I spent most of my first afterschool hours slumped on our shared mattress, nose in books from two boxes of them Mom had had slow-mailed from Moscow. The bottle-green Chekhov, the gray Dostoyevsky – breaking off from their color-coordinated collected works. I tried to practice Tchaikovsky’s The Seasons on the battered secondhand piano Mom had bought for me with a handout from Clara, her American aunt. But the notes under my fingers produced only tears, the wrenching reminder of our old Arbat life. And so I paced in dazed agitation, from the bedroom, past the TV to the piano to the kitchenette and back. […]

Bread. I missed Moscow bread.

Standing at the fridge, dragging a slice of Oscar Mayer bologna onto a slice of spongy whiteness, I’d mentally inhale the voluptuous sourdough tang of our neighborhood bakery by the tree-lined Tverskoy Boulevard. Huddled on our bony refugee sofa I read Chekhov’s Three Sisters and whimpered along with the characters: ‘To Moscow … to Moscow.’

(4) The Reunion

And what is it like to be emigrants returned home from the dead? To be resurrected in glasnost-gripped Rodina? ‘Chudo, chudo – miracle, miracle.’ My aunt Yulia is wiping tears onto my raccoon coat. […] A triumphant mini-armada of two Lada cars delivered us to our former apartment in Davydkovo. The squat USSR-issued Fiats resembling soap dishes on wheels, proudly bore our epic duffel bags on their roofs. Their socialist trunks weren’t designed for ninety-nine-cent U.S. abundance.

The forty-meter khrushcheba apartment where Liza and the entire family tearfully awaited wasn’t designed for our epic duffel bags either. Especially since my grandparents had invited two elephantine Odessa relatives to stay with them while we visited.

And then we were there, thirteen years after our farewell dinner, back, around Liza’s laden table. We didn’t realize this at the time, but 1987 was virtually the farewell year for the zakaz, the elite take-home food package Granddad still enjoyed, thanks to his naval achievements. Very soon the zakaz would vanish forever, along with most any sort of edible and, eventually, the USSR itself.

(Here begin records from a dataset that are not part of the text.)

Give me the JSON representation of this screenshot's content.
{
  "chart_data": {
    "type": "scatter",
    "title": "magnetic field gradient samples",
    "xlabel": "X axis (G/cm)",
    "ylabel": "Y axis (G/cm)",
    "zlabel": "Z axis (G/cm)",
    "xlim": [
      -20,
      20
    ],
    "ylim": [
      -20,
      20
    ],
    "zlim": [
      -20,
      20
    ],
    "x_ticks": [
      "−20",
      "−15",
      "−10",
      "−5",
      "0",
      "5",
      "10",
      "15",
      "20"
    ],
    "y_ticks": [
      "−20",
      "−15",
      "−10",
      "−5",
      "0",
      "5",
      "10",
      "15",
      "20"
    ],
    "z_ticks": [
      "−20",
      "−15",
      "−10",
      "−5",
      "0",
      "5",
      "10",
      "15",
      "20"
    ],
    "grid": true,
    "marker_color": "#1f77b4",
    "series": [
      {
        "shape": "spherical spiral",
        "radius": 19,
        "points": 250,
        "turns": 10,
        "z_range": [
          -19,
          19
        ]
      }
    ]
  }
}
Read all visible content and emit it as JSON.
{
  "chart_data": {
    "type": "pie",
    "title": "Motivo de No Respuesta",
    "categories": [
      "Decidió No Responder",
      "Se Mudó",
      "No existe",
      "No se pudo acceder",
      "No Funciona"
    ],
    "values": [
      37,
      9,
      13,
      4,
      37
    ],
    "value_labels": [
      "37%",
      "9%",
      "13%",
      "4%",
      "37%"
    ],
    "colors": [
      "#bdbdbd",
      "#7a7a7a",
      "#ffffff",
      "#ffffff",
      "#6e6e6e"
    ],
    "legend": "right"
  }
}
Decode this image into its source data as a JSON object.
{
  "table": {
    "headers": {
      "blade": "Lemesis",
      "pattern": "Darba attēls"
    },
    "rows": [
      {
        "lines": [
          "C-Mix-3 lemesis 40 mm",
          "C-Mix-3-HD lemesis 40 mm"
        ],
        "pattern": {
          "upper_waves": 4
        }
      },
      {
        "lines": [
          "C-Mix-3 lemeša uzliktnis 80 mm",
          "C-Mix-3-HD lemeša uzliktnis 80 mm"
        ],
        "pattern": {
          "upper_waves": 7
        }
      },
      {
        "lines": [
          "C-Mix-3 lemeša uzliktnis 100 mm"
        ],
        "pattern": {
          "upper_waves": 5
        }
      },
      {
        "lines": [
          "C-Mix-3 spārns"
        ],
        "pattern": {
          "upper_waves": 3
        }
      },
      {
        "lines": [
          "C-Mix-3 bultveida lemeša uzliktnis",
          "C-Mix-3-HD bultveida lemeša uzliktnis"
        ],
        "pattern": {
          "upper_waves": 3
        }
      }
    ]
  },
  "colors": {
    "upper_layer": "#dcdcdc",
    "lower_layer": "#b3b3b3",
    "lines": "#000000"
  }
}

I could still kick myself for not making a photo documentation of Babushka Liza’s table. It was straight out of the 1952 Book of Tasty and Healthy Food. There were the vile, prestige cod liver conserves under grating of hard-boiled eggs, the buttery smoked sturgeon balik, the Party-favored tongue, the inescapable tinned saira fish in tomato sauce – all arrayed on Stalinist baroque cut-crystalware my grandparents had scored as fiftieth wedding anniversary gifts.

‘Black bread!’ Mother kept squealing. ‘How I missed our black bread.’ She squealed too about the sushki (dried minibagels), the zefir (pink rococo marshmallows), and the prianiki (gingerbread). ‘Chudo, chudo, chudo – miracle, miracle.’ Relatives tugged on our sleeves as though we might be a mirage.

… Returning to Queens, I’d sobbed uncontrollably, facedown on Mother’s couch. ‘There everyone loves us!’ I wailed. ‘Here we have nothing and nobody!’